The Public Integrity Council, however, must file their objections at least 15 days before interviews with the candidates start.
Yet, less than three weeks before the interviews, the Public Integrity Council has still not be given access to the full dossiers of the candidates. Moreover, some members of the commission go so far as to claim that the Public Integrity Council must assess candidates by information from open sources, not from information acquired by the state.
Opportunities for manipulation
The commission also preserved other opportunities to manipulate the competition.
Firstly, the commission intends to define the minimal passing rate for the candidate only after all stages of the competition are finished. It’s not hard to see how this can be arbitrarily and selectively applied to benefit specific candidates. The pass rate for judicial examination was also defined by the Commission after the testing, which resulted in lower pass rate specifically for the criminal court with the Supreme Court (examination pass rate was 54 for the criminal court and 60 – for all other courts ).

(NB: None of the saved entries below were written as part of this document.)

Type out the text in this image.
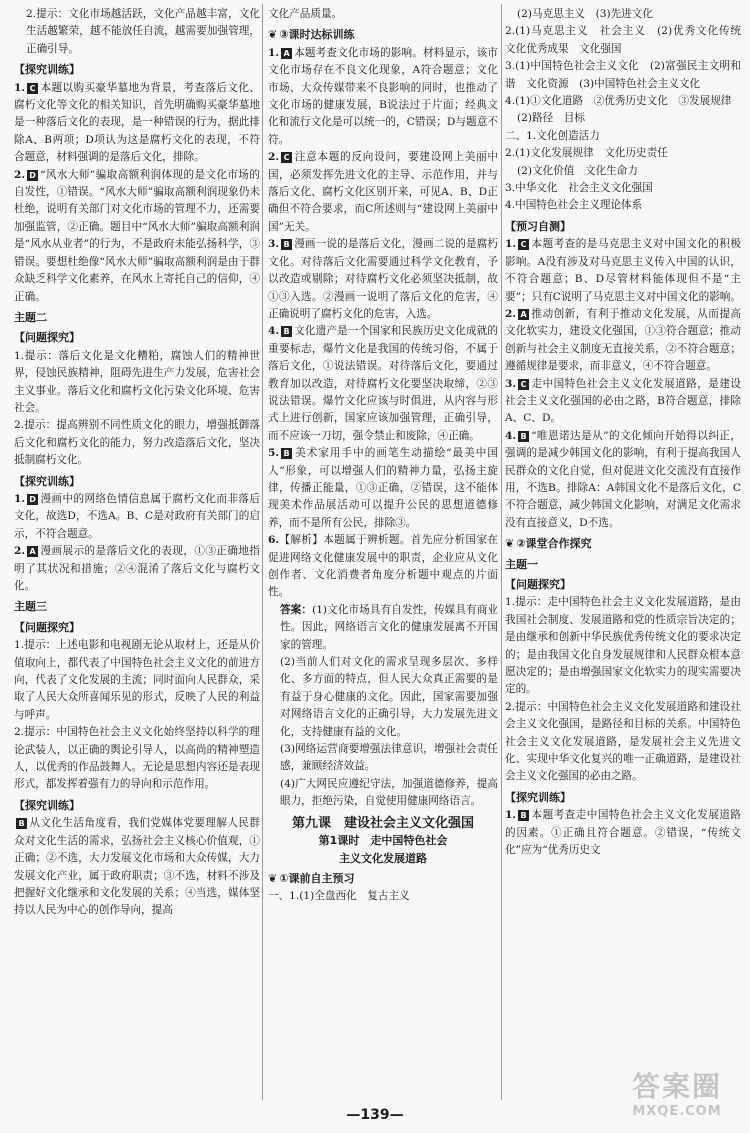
2.提示：文化市场越活跃，文化产品越丰富，文化生活越繁荣，越不能放任自流，越需要加强管理，正确引导。

【探究训练】

1. C 本题以购买豪华墓地为背景，考查落后文化、腐朽文化等文化的相关知识，首先明确购买豪华墓地是一种落后文化的表现，是一种错误的行为，据此排除A、B两项；D项认为这是腐朽文化的表现，不符合题意，材料强调的是落后文化，排除。

2. D “风水大师”骗取高额利润体现的是文化市场的自发性，①错误。“风水大师”骗取高额利润现象仍未杜绝，说明有关部门对文化市场的管理不力，还需要加强监管，②正确。题目中“风水大师”骗取高额利润是“风水从业者”的行为，不是政府未能弘扬科学，③错误。要想杜绝像“风水大师”骗取高额利润是由于群众缺乏科学文化素养，在风水上寄托自己的信仰，④正确。

主题二
【问题探究】

1.提示：落后文化是文化糟粕，腐蚀人们的精神世界，侵蚀民族精神，阻碍先进生产力发展，危害社会主义事业。落后文化和腐朽文化污染文化环境、危害社会。

2.提示：提高辨别不同性质文化的眼力，增强抵御落后文化和腐朽文化的能力，努力改造落后文化，坚决抵制腐朽文化。

【探究训练】

1. D 漫画中的网络色情信息属于腐朽文化而非落后文化，故选D，不选A。B、C是对政府有关部门的启示，不符合题意。

2. A 漫画展示的是落后文化的表现，①③正确地指明了其状况和措施；②④混淆了落后文化与腐朽文化。

主题三
【问题探究】

1.提示：上述电影和电视剧无论从取材上，还是从价值取向上，都代表了中国特色社会主义文化的前进方向，代表了文化发展的主流；同时面向人民群众，采取了人民大众所喜闻乐见的形式，反映了人民的利益与呼声。

2.提示：中国特色社会主义文化始终坚持以科学的理论武装人，以正确的舆论引导人，以高尚的精神塑造人，以优秀的作品鼓舞人。无论是思想内容还是表现形式，都发挥着强有力的导向和示范作用。

【探究训练】

B 从文化生活角度看，我们党媒体党要理解人民群众对文化生活的需求，弘扬社会主义核心价值观，①正确；②不选，大力发展文化市场和大众传媒，大力发展文化产业，属于政府职责；③不选，材料不涉及把握好文化继承和文化发展的关系；④当选，媒体坚持以人民为中心的创作导向，提高

文化产品质量。

❦ ③课时达标训练

1. A 本题考查文化市场的影响。材料显示，该市文化市场存在不良文化现象，A符合题意；文化市场、大众传媒带来不良影响的同时，也推动了文化市场的健康发展，B说法过于片面；经典文化和流行文化是可以统一的，C错误；D与题意不符。

2. C 注意本题的反向设问，要建设网上美丽中国，必须发挥先进文化的主导、示范作用，并与落后文化、腐朽文化区别开来，可见A、B、D正确但不符合要求，而C所述则与“建设网上美丽中国”无关。

3. B 漫画一说的是落后文化，漫画二说的是腐朽文化。对待落后文化需要通过科学文化教育，予以改造或剔除；对待腐朽文化必须坚决抵制，故①③入选。②漫画一说明了落后文化的危害，④正确说明了腐朽文化的危害，入选。

4. B 文化遗产是一个国家和民族历史文化成就的重要标志，爆竹文化是我国的传统习俗，不属于落后文化，①说法错误。对待落后文化，要通过教育加以改造，对待腐朽文化要坚决取缔，②③说法错误。爆竹文化应该与时俱进，从内容与形式上进行创新，国家应该加强管理，正确引导，而不应该一刀切，强令禁止和废除，④正确。

5. B 美术家用手中的画笔生动描绘“最美中国人”形象，可以增强人们的精神力量，弘扬主旋律，传播正能量，①③正确，②错误，这不能体现美术作品展活动可以提升公民的思想道德修养，而不是所有公民，排除③。

6.【解析】本题属于辨析题。首先应分析国家在促进网络文化健康发展中的职责，企业应从文化创作者、文化消费者角度分析题中观点的片面性。

答案：(1)文化市场具有自发性，传媒具有商业性。因此，网络语言文化的健康发展离不开国家的管理。

(2)当前人们对文化的需求呈现多层次、多样化、多方面的特点，但人民大众真正需要的是有益于身心健康的文化。因此，国家需要加强对网络语言文化的正确引导，大力发展先进文化，支持健康有益的文化。

(3)网络运营商要增强法律意识，增强社会责任感，兼顾经济效益。

(4)广大网民应遵纪守法，加强道德修养，提高眼力，拒绝污染，自觉使用健康网络语言。

第九课　建设社会主义文化强国
第1课时　走中国特色社会
主义文化发展道路
❦ ①课前自主预习

一、1.(1)全盘西化　复古主义

(2)马克思主义　(3)先进文化

2.(1)马克思主义　社会主义　(2)优秀文化传统　文化优秀成果　文化强国

3.(1)中国特色社会主义文化　(2)富强民主文明和谐　文化资源　(3)中国特色社会主义文化

4.(1)①文化道路　②优秀历史文化　③发展规律

(2)路径　目标

二、1.文化创造活力

2.(1)文化发展规律　文化历史责任

(2)文化价值　文化生命力

3.中华文化　社会主义文化强国

4.中国特色社会主义理论体系

【预习自测】

1. C 本题考查的是马克思主义对中国文化的积极影响。A没有涉及对马克思主义传入中国的认识，不符合题意；B、D尽管材料能体现但不是“主要”；只有C说明了马克思主义对中国文化的影响。

2. A 推动创新，有利于推动文化发展，从而提高文化软实力，建设文化强国，①③符合题意；推动创新与社会主义制度无直接关系，②不符合题意；遵循规律是要求，而非意义，④不符合题意。

3. C 走中国特色社会主义文化发展道路，是建设社会主义文化强国的必由之路，B符合题意，排除A、C、D。

4. B “唯恩诺达是从”的文化倾向开始得以纠正，强调的是减少韩国文化的影响，有利于提高我国人民群众的文化自觉，但对促进文化交流没有直接作用，不选B。排除A：A韩国文化不是落后文化，C不符合题意，减少韩国文化影响，对满足文化需求没有直接意义，D不选。

❦ ②课堂合作探究
主题一
【问题探究】

1.提示：走中国特色社会主义文化发展道路，是由我国社会制度、发展道路和党的性质宗旨决定的；是由继承和创新中华民族优秀传统文化的要求决定的；是由我国文化自身发展规律和人民群众根本意愿决定的；是由增强国家文化软实力的现实需要决定的。

2.提示：中国特色社会主义文化发展道路和建设社会主义文化强国，是路径和目标的关系。中国特色社会主义文化发展道路，是发展社会主义先进文化、实现中华文化复兴的唯一正确道路，是建设社会主义文化强国的必由之路。

【探究训练】

1. B 本题考查走中国特色社会主义文化发展道路的因素。①正确且符合题意。②错误，“传统文化”应为“优秀历史文

—139—
答案圈
MXQE.COM
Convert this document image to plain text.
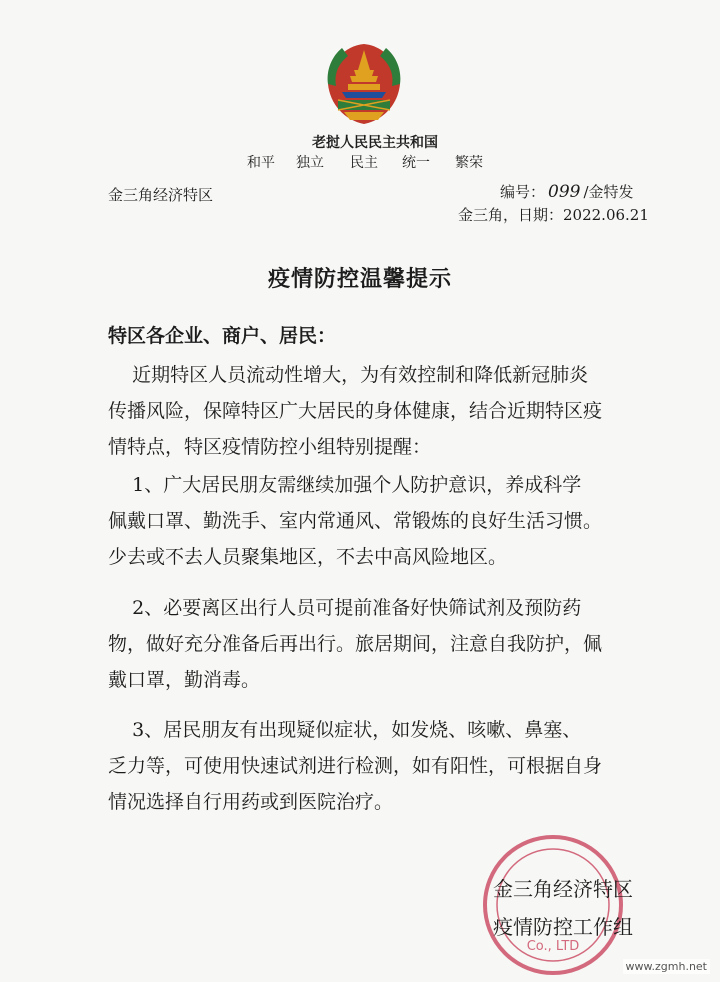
老挝人民民主共和国
和平 独立 民主 统一 繁荣
金三角经济特区	编号： 099 /金特发
金三角，日期：2022.06.21
疫情防控温馨提示
特区各企业、商户、居民：

近期特区人员流动性增大，为有效控制和降低新冠肺炎
传播风险，保障特区广大居民的身体健康，结合近期特区疫
情特点，特区疫情防控小组特别提醒：

1、广大居民朋友需继续加强个人防护意识，养成科学
佩戴口罩、勤洗手、室内常通风、常锻炼的良好生活习惯。
少去或不去人员聚集地区，不去中高风险地区。

2、必要离区出行人员可提前准备好快筛试剂及预防药
物，做好充分准备后再出行。旅居期间，注意自我防护，佩
戴口罩，勤消毒。

3、居民朋友有出现疑似症状，如发烧、咳嗽、鼻塞、
乏力等，可使用快速试剂进行检测，如有阳性，可根据自身
情况选择自行用药或到医院治疗。

Co., LTD
金三角经济特区
疫情防控工作组
www.zgmh.net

Secondly, the criteria for assessment of candidates does not guarantee transparency or impartiality. Judicial exams provide objective results. But assessments of integrity and ethics are subjective — and those parts count for 700 out of a possible 1,000 points. Also, members of the commission do not bear individual responsibility for their ratings since there is no requirement to disclose their assessments.
Thirdly, the commission does not yet guarantee online streaming of interviews with the candidates and an opportunity for the Public Integrity Council to ask questions during interviews. This leaves the public without an opportunity to oversee how reasonable 700 out of 1,000 points for the overall assessment are allocated.
Finally, the commission will need to decide on the candidates vetoed by the Public Integrity Council, but there is no requirement for the voting to be open. Should the voting be kept secret, members of the commission will hide behind collective decision and will have more space to neglect the decision of the Public Integrity Council.